2020 in Review: Our Favorite Chicago Ad Campaigns | Chicago Reel

(The Best of Chicago commercial)

It’s hard to remember in February 2020, when the Kansas City Chiefs beat the San Francisco 49ers in superbowl LIV and Parasite was winning Best Picture, no one was talking about COVID, the election, and Black Lives Matter. We had no idea that we were only weeks and months away from all three dominating our lives, both personally and professionally.

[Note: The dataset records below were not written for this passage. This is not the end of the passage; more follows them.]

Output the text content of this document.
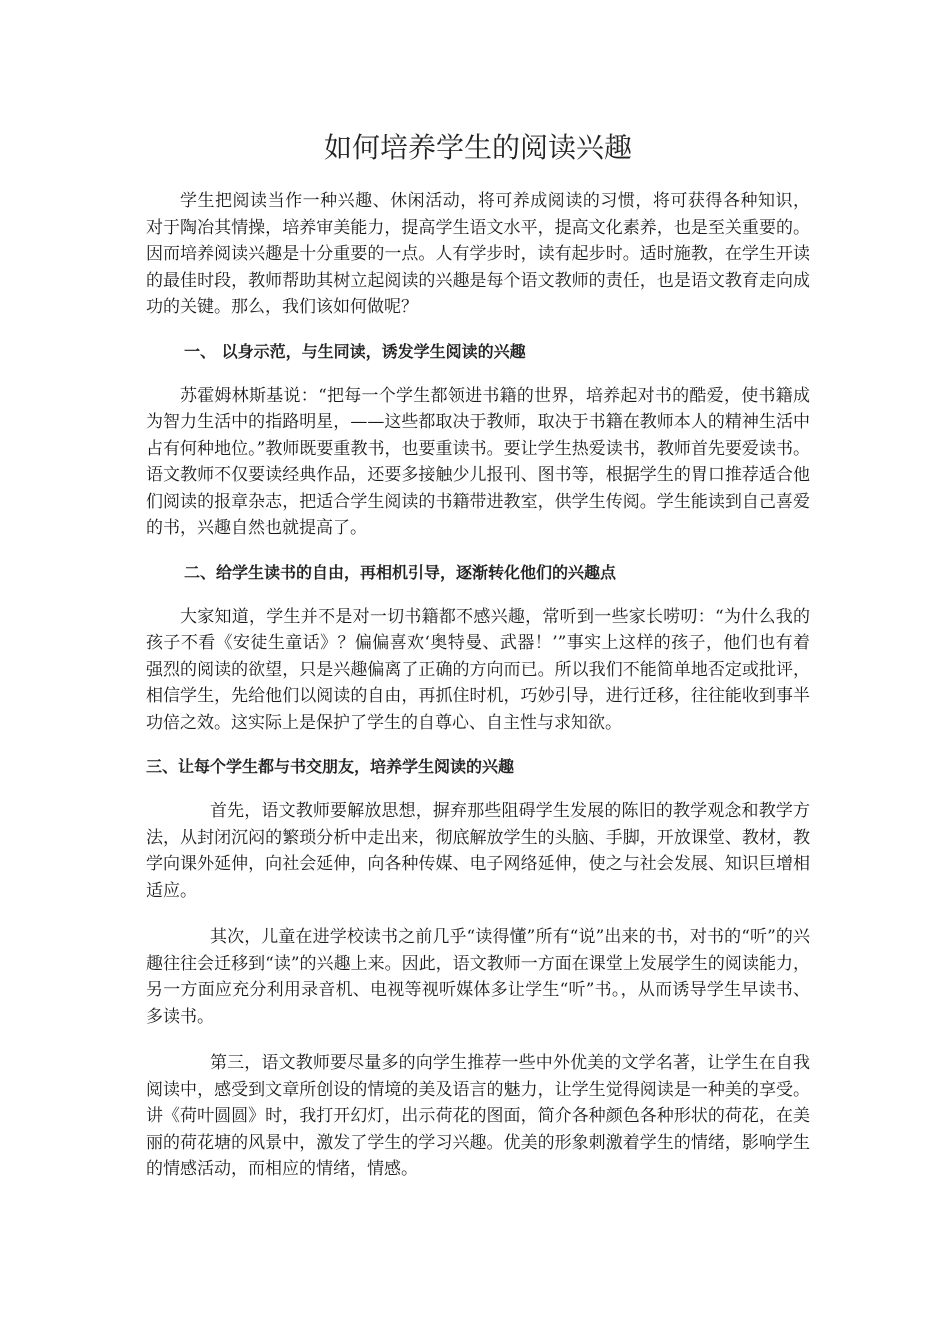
如何培养学生的阅读兴趣

学生把阅读当作一种兴趣、休闲活动，将可养成阅读的习惯，将可获得各种知识， 对于陶冶其情操，培养审美能力，提高学生语文水平，提高文化素养，也是至关重要的。因而培养阅读兴趣是十分重要的一点。人有学步时，读有起步时。适时施教，在学生开读的最佳时段，教师帮助其树立起阅读的兴趣是每个语文教师的责任，也是语文教育走向成功的关键。那么，我们该如何做呢？

一、 以身示范，与生同读，诱发学生阅读的兴趣

苏霍姆林斯基说：“把每一个学生都领进书籍的世界，培养起对书的酷爱，使书籍成为智力生活中的指路明星，——这些都取决于教师，取决于书籍在教师本人的精神生活中占有何种地位。”教师既要重教书，也要重读书。要让学生热爱读书，教师首先要爱读书。语文教师不仅要读经典作品，还要多接触少儿报刊、图书等，根据学生的胃口推荐适合他们阅读的报章杂志，把适合学生阅读的书籍带进教室，供学生传阅。学生能读到自己喜爱的书，兴趣自然也就提高了。

二、给学生读书的自由，再相机引导，逐渐转化他们的兴趣点

大家知道，学生并不是对一切书籍都不感兴趣，常听到一些家长唠叨：“为什么我的孩子不看《安徒生童话》？偏偏喜欢‘奥特曼、武器！’”事实上这样的孩子，他们也有着强烈的阅读的欲望，只是兴趣偏离了正确的方向而已。所以我们不能简单地否定或批评，相信学生，先给他们以阅读的自由，再抓住时机，巧妙引导，进行迁移，往往能收到事半功倍之效。这实际上是保护了学生的自尊心、自主性与求知欲。

三、让每个学生都与书交朋友，培养学生阅读的兴趣

首先，语文教师要解放思想，摒弃那些阻碍学生发展的陈旧的教学观念和教学方法，从封闭沉闷的繁琐分析中走出来，彻底解放学生的头脑、手脚，开放课堂、教材，教学向课外延伸，向社会延伸，向各种传媒、电子网络延伸，使之与社会发展、知识巨增相适应。

其次，儿童在进学校读书之前几乎“读得懂”所有“说”出来的书，对书的“听”的兴趣往往会迁移到“读”的兴趣上来。因此，语文教师一方面在课堂上发展学生的阅读能力，另一方面应充分利用录音机、电视等视听媒体多让学生“听”书。，从而诱导学生早读书、多读书。

第三，语文教师要尽量多的向学生推荐一些中外优美的文学名著，让学生在自我阅读中，感受到文章所创设的情境的美及语言的魅力，让学生觉得阅读是一种美的享受。讲《荷叶圆圆》时，我打开幻灯，出示荷花的图面，简介各种颜色各种形状的荷花，在美丽的荷花塘的风景中，激发了学生的学习兴趣。优美的形象刺激着学生的情绪，影响学生的情感活动，而相应的情绪，情感。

Everything changed in March, when the world began to go dark. Empire was forced to shut down production, ensuring the world would never see the true finale. All of Dick Wolf’s #OneChicago have followed suit. People not wearing masks began to receive secondary glances from other Chicagoans. Again, people have a side eye if they were wearing a mask.

As if being quarantined in a pandemic wasn’t bad enough, in May, African American George Floyd was senselessly murdered by Minneapolis police officer Derek Chauvin. His death sparked a conversation about the meaning of black life. And it burst into the loop.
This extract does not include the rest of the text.